The president has tempered his pro-legalization stance with promises to move beyond a binary debate between “progressives and conservatives, between revolutionaries and retrogrades.” Instead, Fernández proposes a public health perspective. Tie notwithstanding, he urged Argentines to move beyond the green handkerchiefs and the light-blue ones favored by anti-abortion activists.
“There shouldn’t be two handkerchiefs,” said Fernández. “We have one problem.”
The bill the president plans to send to Congress would reportedly legalize abortion, while attempting to placate critics by including better care provisions for women who want to continue their pregnancies. Those measures, which would facilitate adoptions and improve education about contraceptives, could make the legislation more palatable to more conservative members of Congress whose votes Fernández will need to pass the Senate, where anti-abortion votes have a slight majority.
Fernández’s balancing act goes beyond internal politics. Pope Francis is an influential figure in his home country, and a stalwart opponent of abortion’s legalization. And the government has been leaning on the pontiff to influence crucial sovereign debt negotiations with the IMF, with the Pope hosting Fernández at the Vatican on Jan. 31.

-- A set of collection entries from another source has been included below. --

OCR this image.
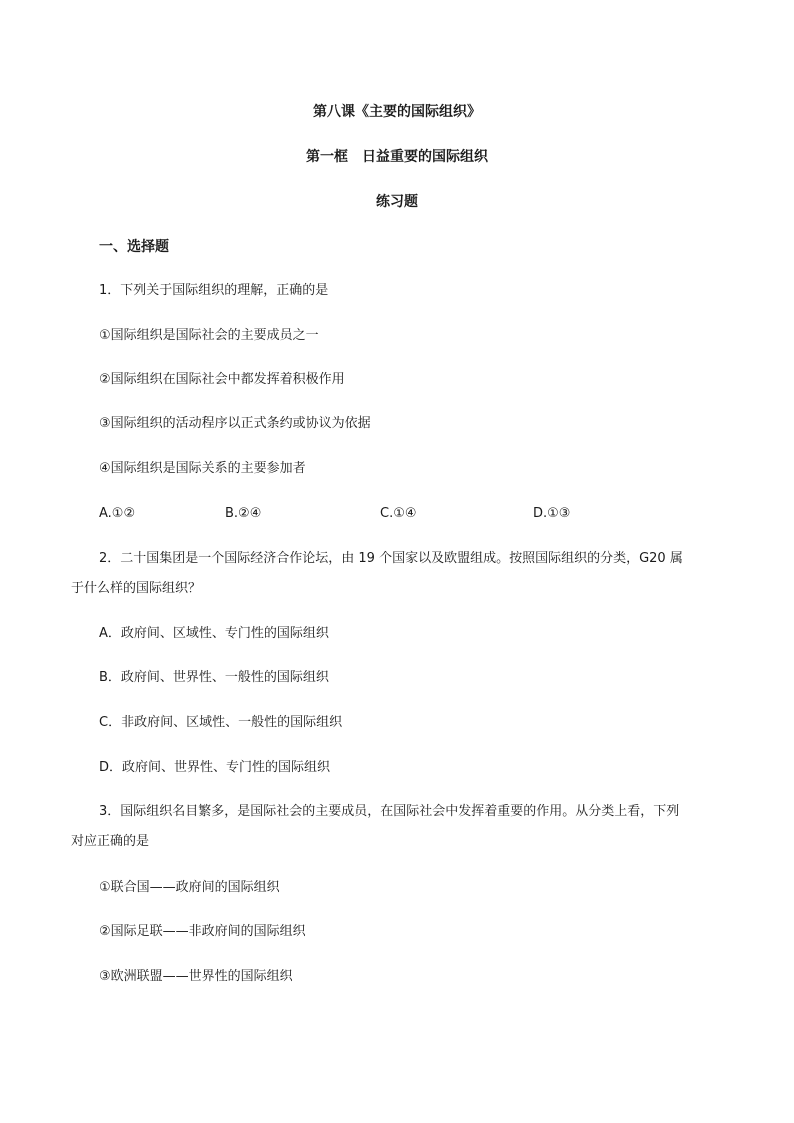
第八课《主要的国际组织》
第一框　日益重要的国际组织
练习题
一、选择题
1．下列关于国际组织的理解，正确的是
①国际组织是国际社会的主要成员之一
②国际组织在国际社会中都发挥着积极作用
③国际组织的活动程序以正式条约或协议为依据
④国际组织是国际关系的主要参加者
A.①②	B.②④	C.①④	D.①③
2．二十国集团是一个国际经济合作论坛，由 19 个国家以及欧盟组成。按照国际组织的分类，G20 属
于什么样的国际组织？
A．政府间、区域性、专门性的国际组织
B．政府间、世界性、一般性的国际组织
C．非政府间、区域性、一般性的国际组织
D．政府间、世界性、专门性的国际组织
3．国际组织名目繁多，是国际社会的主要成员，在国际社会中发挥着重要的作用。从分类上看，下列
对应正确的是
①联合国——政府间的国际组织
②国际足联——非政府间的国际组织
③欧洲联盟——世界性的国际组织
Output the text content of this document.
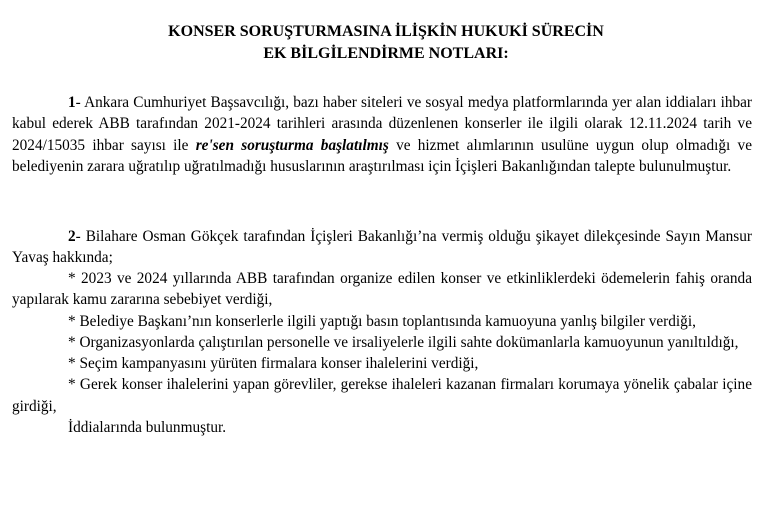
KONSER SORUŞTURMASINA İLİŞKİN HUKUKİ SÜRECİN
EK BİLGİLENDİRME NOTLARI:

1- Ankara Cumhuriyet Başsavcılığı, bazı haber siteleri ve sosyal medya platformlarında yer alan iddiaları ihbar kabul ederek ABB tarafından 2021-2024 tarihleri arasında düzenlenen konserler ile ilgili olarak 12.11.2024 tarih ve 2024/15035 ihbar sayısı ile re'sen soruşturma başlatılmış ve hizmet alımlarının usulüne uygun olup olmadığı ve belediyenin zarara uğratılıp uğratılmadığı hususlarının araştırılması için İçişleri Bakanlığından talepte bulunulmuştur.

2- Bilahare Osman Gökçek tarafından İçişleri Bakanlığı’na vermiş olduğu şikayet dilekçesinde Sayın Mansur Yavaş hakkında;

* 2023 ve 2024 yıllarında ABB tarafından organize edilen konser ve etkinliklerdeki ödemelerin fahiş oranda yapılarak kamu zararına sebebiyet verdiği,

* Belediye Başkanı’nın konserlerle ilgili yaptığı basın toplantısında kamuoyuna yanlış bilgiler verdiği,

* Organizasyonlarda çalıştırılan personelle ve irsaliyelerle ilgili sahte dokümanlarla kamuoyunun yanıltıldığı,

* Seçim kampanyasını yürüten firmalara konser ihalelerini verdiği,

* Gerek konser ihalelerini yapan görevliler, gerekse ihaleleri kazanan firmaları korumaya yönelik çabalar içine girdiği,

İddialarında bulunmuştur.
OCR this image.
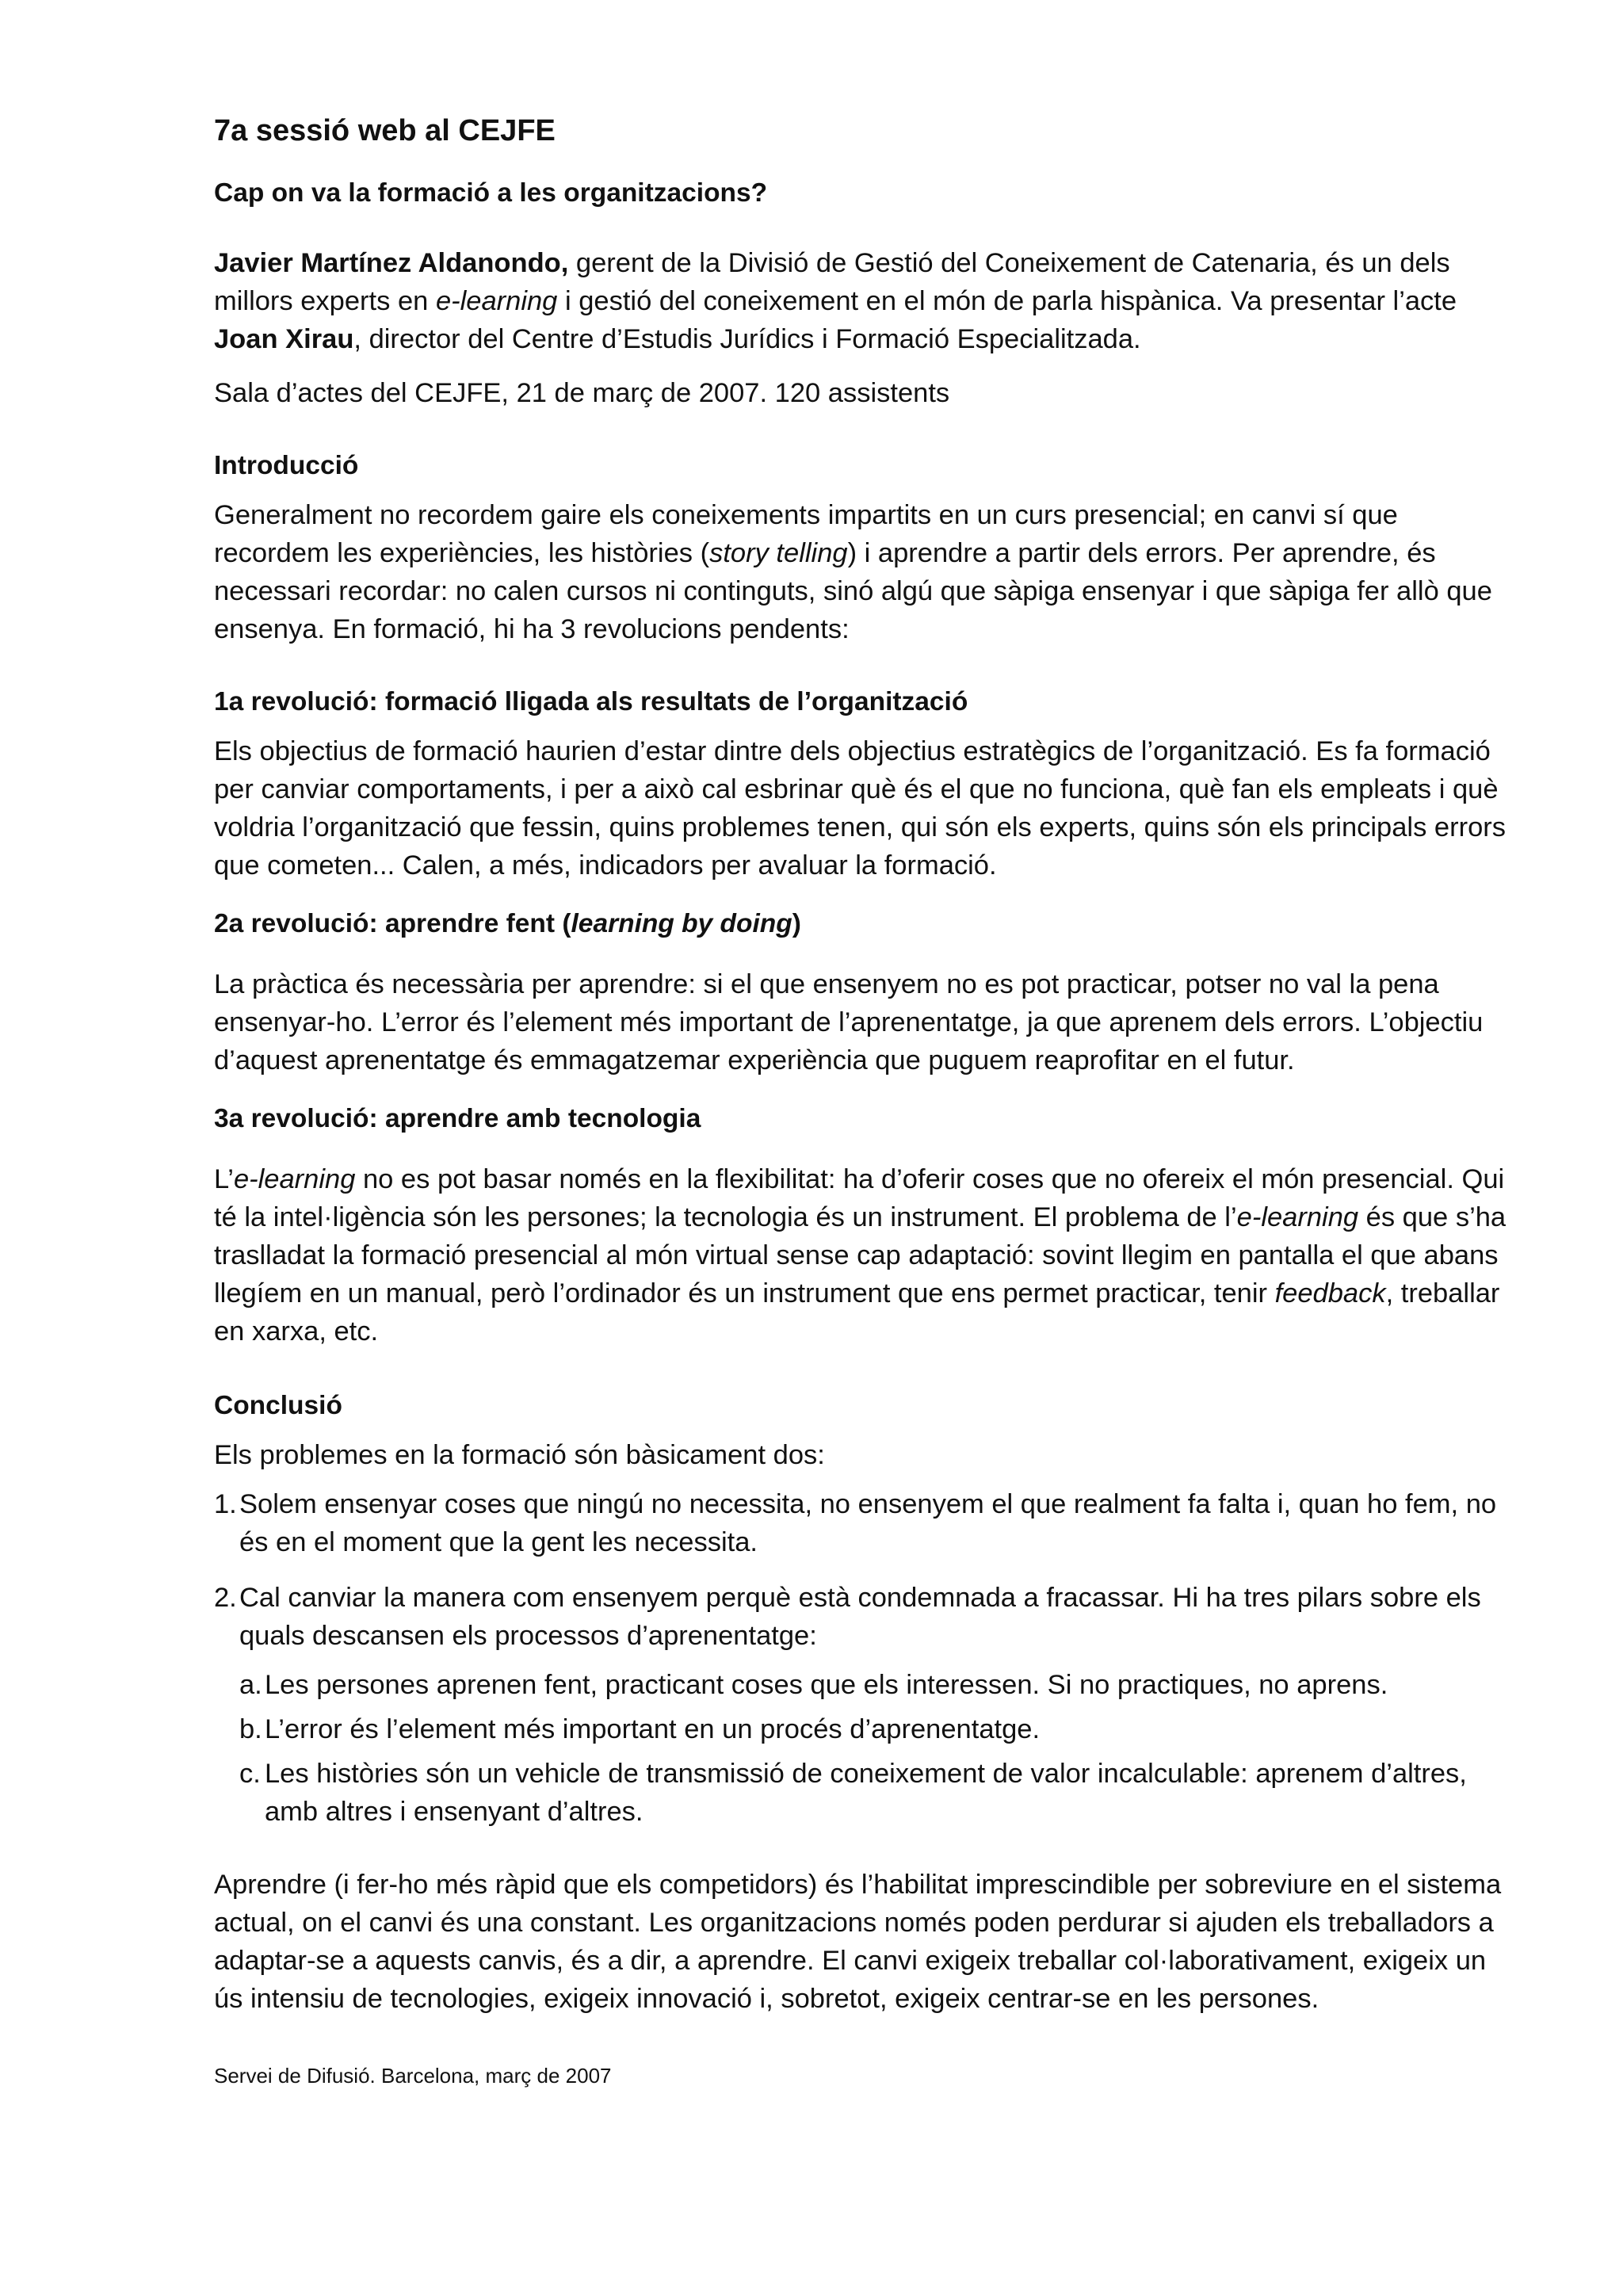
7a sessió web al CEJFE
Cap on va la formació a les organitzacions?

Javier Martínez Aldanondo, gerent de la Divisió de Gestió del Coneixement de Catenaria, és un dels millors experts en e-learning i gestió del coneixement en el món de parla hispànica. Va presentar l’acte Joan Xirau, director del Centre d’Estudis Jurídics i Formació Especialitzada.

Sala d’actes del CEJFE, 21 de març de 2007. 120 assistents

Introducció

Generalment no recordem gaire els coneixements impartits en un curs presencial; en canvi sí que recordem les experiències, les històries (story telling) i aprendre a partir dels errors. Per aprendre, és necessari recordar: no calen cursos ni continguts, sinó algú que sàpiga ensenyar i que sàpiga fer allò que ensenya. En formació, hi ha 3 revolucions pendents:

1a revolució: formació lligada als resultats de l’organització

Els objectius de formació haurien d’estar dintre dels objectius estratègics de l’organització. Es fa formació per canviar comportaments, i per a això cal esbrinar què és el que no funciona, què fan els empleats i què voldria l’organització que fessin, quins problemes tenen, qui són els experts, quins són els principals errors que cometen... Calen, a més, indicadors per avaluar la formació.

2a revolució: aprendre fent (learning by doing)

La pràctica és necessària per aprendre: si el que ensenyem no es pot practicar, potser no val la pena ensenyar-ho. L’error és l’element més important de l’aprenentatge, ja que aprenem dels errors. L’objectiu d’aquest aprenentatge és emmagatzemar experiència que puguem reaprofitar en el futur.

3a revolució: aprendre amb tecnologia

L’e-learning no es pot basar només en la flexibilitat: ha d’oferir coses que no ofereix el món presencial. Qui té la intel·ligència són les persones; la tecnologia és un instrument. El problema de l’e-learning és que s’ha traslladat la formació presencial al món virtual sense cap adaptació: sovint llegim en pantalla el que abans llegíem en un manual, però l’ordinador és un instrument que ens permet practicar, tenir feedback, treballar en xarxa, etc.

Conclusió

Els problemes en la formació són bàsicament dos:

1. Solem ensenyar coses que ningú no necessita, no ensenyem el que realment fa falta i, quan ho fem, no és en el moment que la gent les necessita.
2. Cal canviar la manera com ensenyem perquè està condemnada a fracassar. Hi ha tres pilars sobre els quals descansen els processos d’aprenentatge:
a. Les persones aprenen fent, practicant coses que els interessen. Si no practiques, no aprens.
b. L’error és l’element més important en un procés d’aprenentatge.
c. Les històries són un vehicle de transmissió de coneixement de valor incalculable: aprenem d’altres, amb altres i ensenyant d’altres.

Aprendre (i fer-ho més ràpid que els competidors) és l’habilitat imprescindible per sobreviure en el sistema actual, on el canvi és una constant. Les organitzacions només poden perdurar si ajuden els treballadors a adaptar-se a aquests canvis, és a dir, a aprendre. El canvi exigeix treballar col·laborativament, exigeix un ús intensiu de tecnologies, exigeix innovació i, sobretot, exigeix centrar-se en les persones.

Servei de Difusió. Barcelona, març de 2007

How Fernández navigates the tension between tradition and progress is and will remain under a close microscope, in policy debates and elsewhere. For example, weekly soccer matches between the president and his male ministers and staff – a longstanding tradition – have raised questions about how much of a boys’ club his government will be going forward. On the other hand, the recent participation in the government matches of Macarena Sánchez, the country’s first professional female soccer player and the new head of the National Youth Institute, has been received as a sign of change.
Gómez Alcorta, the women and gender minister, seems to share the conciliatory approach the president has taken in the debates over abortion and other topics.
The men may have their soccer matches, but “we women officials have our (WhatsApp) group,” Gómez Alcorta told La Nación.
Ultimately, she and others in the new government say progress on gender will be measured not by rhetoric or players on a soccer pitch, but by long-term economic and societal changes that level the playing field for the genders. That starts with bridging progressive policies with effective implementation.
“The gap (between laws and implementation) is still enormous,” Gómez Alcorta said at the January gender training with the president. “That is the task we have to accomplish.”
Timerman is a freelance reporter in Buenos Aires. She edits the Latin America Daily Briefing.